El rey que ceceaba El rey que ceceaba

El rey que ceceaba

El príncipe, casi recluido en un alcázar con su madre, no sabía del rey su padre más que por las muy contadas y cortas presencias cuando se apartaba de su acaparadora concubina. Una prole de bastardos tenía con ella, que acompañaban con preeminencia al rey en las batallas y los litigios. La concubina, además, era tenida por la corte y los embajadores como reina de hecho. Hacía y deshacía a su antojo porque rendida y satisfecha estaba la voluntad del rey. De modo que ella aseguró patrimonio y nobles oficios a sus vástagos, administró el sello de alguna orden e influyó decisivamente en la resolución de las contiendas y de las alianzas en el reino.

Mientras que el infante, taciturno y apocado en los jardines del alcázar, se las veía con las duras páginas del tratado que uno de sus preceptores mandó traducir porque ofrecía consejos para los príncipes inspirados en el pensamiento tomista. Pero esta doctrina del santo de Aquino, presentada con tan pocos años, poca ilustración prestaba a las entendederas de quien necesitaba las infantiles lecciones de los juegos en la aleccionadora y afectiva convivencia con sus progenitores.

Cuánta mella hicieron estas circunstancias en el proceder del rey no puede saberse en la misma medida que se atribuyen efectos a la ligera microcefalia advertida en la revisión de su cráneo cientos de años después de su sepultura. Pero poner en duda que contribuyeran a alterar su carácter es impropio del juicio cabal.

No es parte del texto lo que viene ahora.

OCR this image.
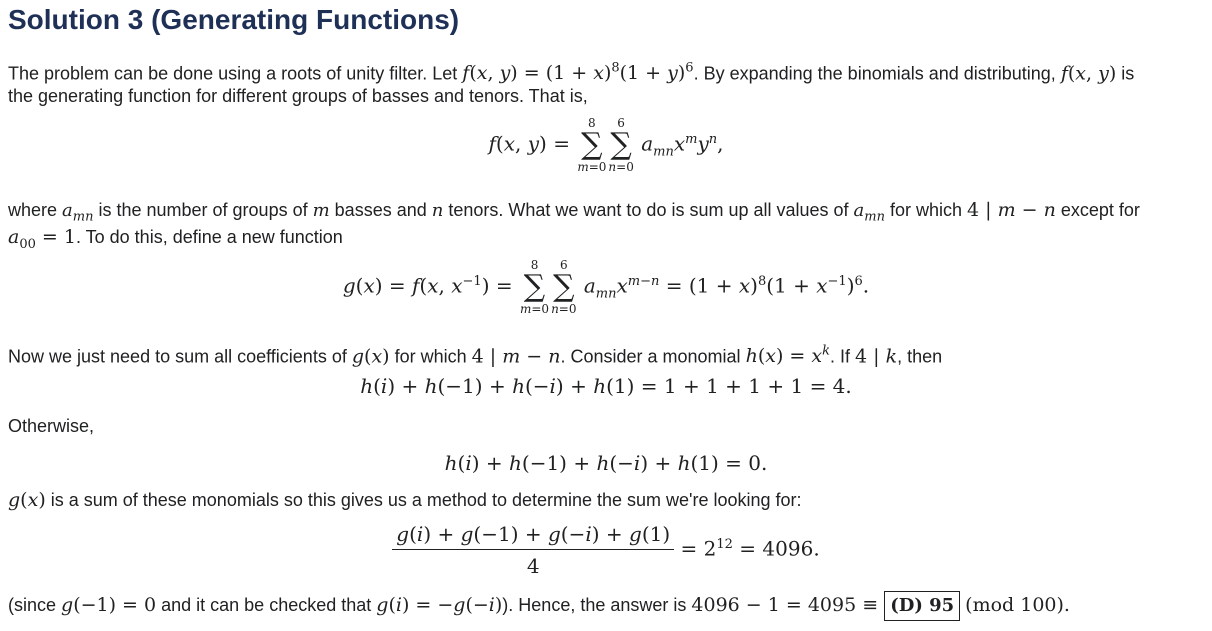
Solution 3 (Generating Functions)
The problem can be done using a roots of unity filter. Let f(x, $y) = (1 + x)^8(1 + y)^6$. By expanding the binomials and distributing, f(x, y) is
the generating function for different groups of basses and tenors. That is,
f(x, y) =
8
∑
m=0
6
∑
n=0
$a_{mn}x^my^n$,
where $a_{mn}$ is the number of groups of m basses and n tenors. What we want to do is sum up all values of $a_{mn}$ for which 4 | m − n except for
$a_{00} = 1$. To do this, define a new function
g(x) = f(x, $x^{-1}$) =
8
∑
m=0
6
∑
n=0
$a_{mn}x^{m-n} = (1 + x)^8(1 + x^{-1})^6$.
Now we just need to sum all coefficients of g(x) for which 4 | m − n. Consider a monomial $h(x) = x^k$. If 4 | k, then
h(i) + h(−1) + h(−i) + h(1) = 1 + 1 + 1 + 1 = 4.
Otherwise,
h(i) + h(−1) + h(−i) + h(1) = 0.
g(x) is a sum of these monomials so this gives us a method to determine the sum we're looking for:
$\frac{g(i) + g(-1) + g(-i) + g(1)}{4} = 2^{12} = 4096$.
(since g(−1) = 0 and it can be checked that g(i) = −g(−i)). Hence, the answer is 4096 − 1 = 4095 ≡ (D) 95 (mod 100).
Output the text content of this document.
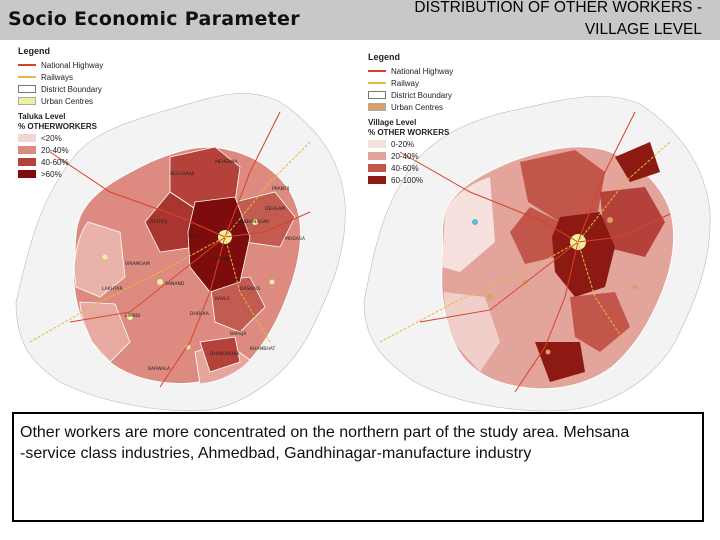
Socio Economic Parameter
DISTRIBUTION OF OTHER WORKERS -
VILLAGE LEVEL
Legend
National Highway
Railways
District Boundary
Urban Centres
Taluka Level
% OTHERWORKERS
<20%
20-40%
40-60%
>60%
MEHSANA
BECHARAJI
DETROJ
KADI
KALOL
DEHGAM
GANDHINAGAR
SANAND
VIRAMGAM
DHOLKA
BAVLA
DASKROI
BAREJA
BARWALA
DHANDHUKA
KHAMBHAT
LIMBDI
PRANTIJ
MODASA
LAKHTAR
Legend
National Highway
Railway
District Boundary
Urban Centres
Village Level
% OTHER WORKERS
0-20%
20-40%
40-60%
60-100%
Other workers are more concentrated on the northern part of the study area. Mehsana
-service class industries, Ahmedbad, Gandhinagar-manufacture industry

Cómo no iba a desquiciar el temperamento del futuro rey ver la llegada del cadáver de su padre, muerto de peste en un asedio, acompañado en el fúnebre cortejo por sus bastardos, cuyas banderas se enarbolaban en las batallas. Cómo no turbarse por la acomodación movediza de los nobles, hasta hace poco con manifiesta lealtad a la concubina que les reclama protección recién nombrado rey el hijo legítimo y preterido. Cómo no iban a destemplar al rey las traiciones, las banderías y las confabulaciones de la nobleza engreída, dada al desacato y a la rebelión cuando tocados resultaron sus fueros en la nueva ordenación que dispuso del reino. Cómo no alterarían su templanza los desafectos de sus hermanastros, a los que ofreció el perdón, si bien era de amor y odio la relación con ellos establecía. Cómo, en fin, encajar la deslealtad de su propia madre, unida a la nobleza levantisca e incluso a las maniobras de uno de sus hermanastros cuando el rey rompía los matrimonios convenidos en solo pocas horas y sin voluntad de consumarlos.

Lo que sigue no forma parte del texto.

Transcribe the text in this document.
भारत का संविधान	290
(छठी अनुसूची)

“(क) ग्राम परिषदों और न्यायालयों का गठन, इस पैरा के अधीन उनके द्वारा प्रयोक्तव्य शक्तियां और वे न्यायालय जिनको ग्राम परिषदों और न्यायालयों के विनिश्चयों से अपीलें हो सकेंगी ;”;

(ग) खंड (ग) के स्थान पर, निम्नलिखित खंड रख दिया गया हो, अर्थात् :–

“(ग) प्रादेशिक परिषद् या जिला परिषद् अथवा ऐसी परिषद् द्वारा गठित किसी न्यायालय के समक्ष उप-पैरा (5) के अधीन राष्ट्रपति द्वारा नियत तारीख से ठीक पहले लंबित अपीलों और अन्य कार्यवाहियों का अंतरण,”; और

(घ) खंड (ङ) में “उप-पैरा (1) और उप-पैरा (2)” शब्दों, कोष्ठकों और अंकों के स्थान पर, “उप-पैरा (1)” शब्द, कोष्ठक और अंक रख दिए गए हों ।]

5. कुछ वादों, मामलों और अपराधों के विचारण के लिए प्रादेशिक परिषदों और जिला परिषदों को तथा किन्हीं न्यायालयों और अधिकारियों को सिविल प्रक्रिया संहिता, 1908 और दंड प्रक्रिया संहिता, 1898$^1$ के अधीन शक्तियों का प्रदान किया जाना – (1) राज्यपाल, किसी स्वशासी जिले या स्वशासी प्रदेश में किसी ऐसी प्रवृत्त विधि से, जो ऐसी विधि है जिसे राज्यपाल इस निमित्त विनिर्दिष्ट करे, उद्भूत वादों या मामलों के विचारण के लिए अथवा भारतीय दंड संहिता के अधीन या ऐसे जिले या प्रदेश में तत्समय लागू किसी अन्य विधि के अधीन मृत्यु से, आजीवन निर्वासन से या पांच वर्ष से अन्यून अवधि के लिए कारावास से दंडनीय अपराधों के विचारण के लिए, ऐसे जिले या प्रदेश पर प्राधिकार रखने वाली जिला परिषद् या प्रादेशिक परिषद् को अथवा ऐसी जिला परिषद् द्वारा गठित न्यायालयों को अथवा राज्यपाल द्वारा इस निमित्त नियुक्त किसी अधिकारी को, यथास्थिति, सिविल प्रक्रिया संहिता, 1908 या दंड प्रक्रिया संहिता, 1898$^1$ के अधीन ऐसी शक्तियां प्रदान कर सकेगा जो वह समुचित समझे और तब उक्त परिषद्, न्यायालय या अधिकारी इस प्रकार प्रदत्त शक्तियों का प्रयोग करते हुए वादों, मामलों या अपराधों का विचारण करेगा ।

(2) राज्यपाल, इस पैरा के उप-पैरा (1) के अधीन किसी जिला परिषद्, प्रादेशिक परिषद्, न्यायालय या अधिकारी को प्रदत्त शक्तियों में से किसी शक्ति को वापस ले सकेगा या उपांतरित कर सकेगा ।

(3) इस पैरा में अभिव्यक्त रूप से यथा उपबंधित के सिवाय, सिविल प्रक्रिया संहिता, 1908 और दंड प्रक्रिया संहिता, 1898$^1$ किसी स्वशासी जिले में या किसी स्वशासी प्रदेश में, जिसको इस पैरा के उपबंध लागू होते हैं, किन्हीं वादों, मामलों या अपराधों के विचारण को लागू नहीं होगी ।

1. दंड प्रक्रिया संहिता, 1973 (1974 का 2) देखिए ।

Se anuncia además la abulia como demérito del rey, sin dejar de señalarlo como impulsivo e iracundo. Acaso por la abulia el rey sacó poca partida a las victorias que alcanzaba en las batallas, como si solo le importara el momento de la rendición o de la huida de los enemigos en lugar de la debida administración del triunfo. Cierto es que, a causa de su despaciosa voluntad, abandonado por muchos de los suyos, encontró la muerte cuando salió, demasiado tarde, a recomponer un estropicio donde se encontró con el hermanastro que le quitó la vida. Desgana, entonces, no debida a la cobardía, porque el rey dio sobradas muestras de arrojo cuando se trataba de sofocar rebeldías o de rendir los atropellos que, cada vez en mayor medida, provocaba el hermanastro fratricida que le sucedió como monarca de una nueva dinastía.

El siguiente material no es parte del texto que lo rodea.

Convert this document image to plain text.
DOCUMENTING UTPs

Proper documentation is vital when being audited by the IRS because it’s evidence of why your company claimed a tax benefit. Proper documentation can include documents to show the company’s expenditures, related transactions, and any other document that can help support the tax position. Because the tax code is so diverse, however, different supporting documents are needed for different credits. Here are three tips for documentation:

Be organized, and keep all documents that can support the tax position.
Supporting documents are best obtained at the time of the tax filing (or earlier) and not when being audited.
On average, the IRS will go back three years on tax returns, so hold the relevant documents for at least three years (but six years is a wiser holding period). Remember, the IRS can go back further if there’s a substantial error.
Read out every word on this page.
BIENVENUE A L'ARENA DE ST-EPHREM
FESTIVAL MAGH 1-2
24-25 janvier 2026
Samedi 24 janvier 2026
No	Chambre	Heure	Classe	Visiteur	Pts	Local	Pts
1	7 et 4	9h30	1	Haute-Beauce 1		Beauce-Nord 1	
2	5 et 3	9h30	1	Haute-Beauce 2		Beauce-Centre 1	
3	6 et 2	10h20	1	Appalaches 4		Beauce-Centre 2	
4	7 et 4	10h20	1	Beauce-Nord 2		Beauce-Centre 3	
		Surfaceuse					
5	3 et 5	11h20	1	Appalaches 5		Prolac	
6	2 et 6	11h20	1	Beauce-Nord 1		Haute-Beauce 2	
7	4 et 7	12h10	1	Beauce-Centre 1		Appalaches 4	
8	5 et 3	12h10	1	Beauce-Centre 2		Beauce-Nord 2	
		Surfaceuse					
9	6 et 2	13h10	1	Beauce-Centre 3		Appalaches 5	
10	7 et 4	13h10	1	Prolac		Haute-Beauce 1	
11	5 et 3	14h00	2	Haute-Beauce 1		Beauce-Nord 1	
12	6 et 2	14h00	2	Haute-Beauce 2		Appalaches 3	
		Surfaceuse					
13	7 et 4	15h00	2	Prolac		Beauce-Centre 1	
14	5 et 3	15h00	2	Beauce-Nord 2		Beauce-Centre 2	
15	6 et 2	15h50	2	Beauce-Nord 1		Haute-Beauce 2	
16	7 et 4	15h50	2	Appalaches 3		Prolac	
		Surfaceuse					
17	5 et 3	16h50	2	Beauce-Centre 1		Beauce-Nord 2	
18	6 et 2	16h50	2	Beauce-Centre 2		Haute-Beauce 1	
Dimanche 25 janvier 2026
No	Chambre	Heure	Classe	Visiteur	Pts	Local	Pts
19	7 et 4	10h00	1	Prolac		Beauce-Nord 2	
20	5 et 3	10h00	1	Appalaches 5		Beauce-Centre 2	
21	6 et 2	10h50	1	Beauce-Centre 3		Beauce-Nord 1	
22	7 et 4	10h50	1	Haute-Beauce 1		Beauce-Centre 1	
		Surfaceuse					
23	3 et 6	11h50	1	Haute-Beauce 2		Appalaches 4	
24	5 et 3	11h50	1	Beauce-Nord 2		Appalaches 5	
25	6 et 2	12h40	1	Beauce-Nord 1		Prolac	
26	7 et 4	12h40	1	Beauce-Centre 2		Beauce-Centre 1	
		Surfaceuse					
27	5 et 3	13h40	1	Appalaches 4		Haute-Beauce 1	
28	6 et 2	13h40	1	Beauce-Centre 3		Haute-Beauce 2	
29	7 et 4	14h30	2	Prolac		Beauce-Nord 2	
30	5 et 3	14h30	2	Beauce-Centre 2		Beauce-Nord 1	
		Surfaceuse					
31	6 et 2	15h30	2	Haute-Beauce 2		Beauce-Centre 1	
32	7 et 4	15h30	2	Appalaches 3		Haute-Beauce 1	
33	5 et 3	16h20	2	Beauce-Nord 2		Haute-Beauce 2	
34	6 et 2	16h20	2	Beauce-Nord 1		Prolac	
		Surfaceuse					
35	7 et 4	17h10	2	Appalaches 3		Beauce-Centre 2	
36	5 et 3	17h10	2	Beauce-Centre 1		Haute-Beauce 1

Ceceaba asimismo el rey, si se permite tan nimio detalle ante la relevancia de lo precedente. Como esperada es la gravedad de las palabras reales, que estén aderezadas de ceceo daba pábulo a la hilaridad, cuando ganas sobraban de convertirlo en hazmerreír. O a una hipócrita conmiseración, si tal peculiaridad del habla no se tenía como efecto del localismo sino de la diezmada cordura, de la parálisis cerebral con que se incapacitaba al rey y se le hacía promotor de iniquidades.

Bastante más fácil, y sujeta a la directa y controlable lógica de las causas y los efectos, es otra conclusión tras el estudio de los huesos largos del rey, comparados los fémures y tibias de ambas piernas. El acortamiento de la tibia correspondiente a la pierna izquierda lleva a que el rey fue discretamente cojo, confirmándose también lo que las crónicas y el romancero contaban del crujido de las piernas del rey, con el ruido de la choquezuela, de la rótula, al andar. Si bien, ser ligeramente cojo no tiene el alcance de estar rematadamente loco, ni asimilables son los trastornos de una cojera poco marcada con los desmanes de una locura, aunque no fuera de atar.

Nació el rey Pedro I en Burgos, el 30 de agosto de 1334, y en los 34 años de su convulsa vida se sucedieron la postergación y las deslealtades y traiciones. Razones pudo dar para algunas de estas últimas, pero un príncipe infeliz y arrinconado acaso tuvo que afirmarse con firmes bríos a fin de que no prosperaran las maquinaciones para destronarlo, incluso porque ceceaba al hablar.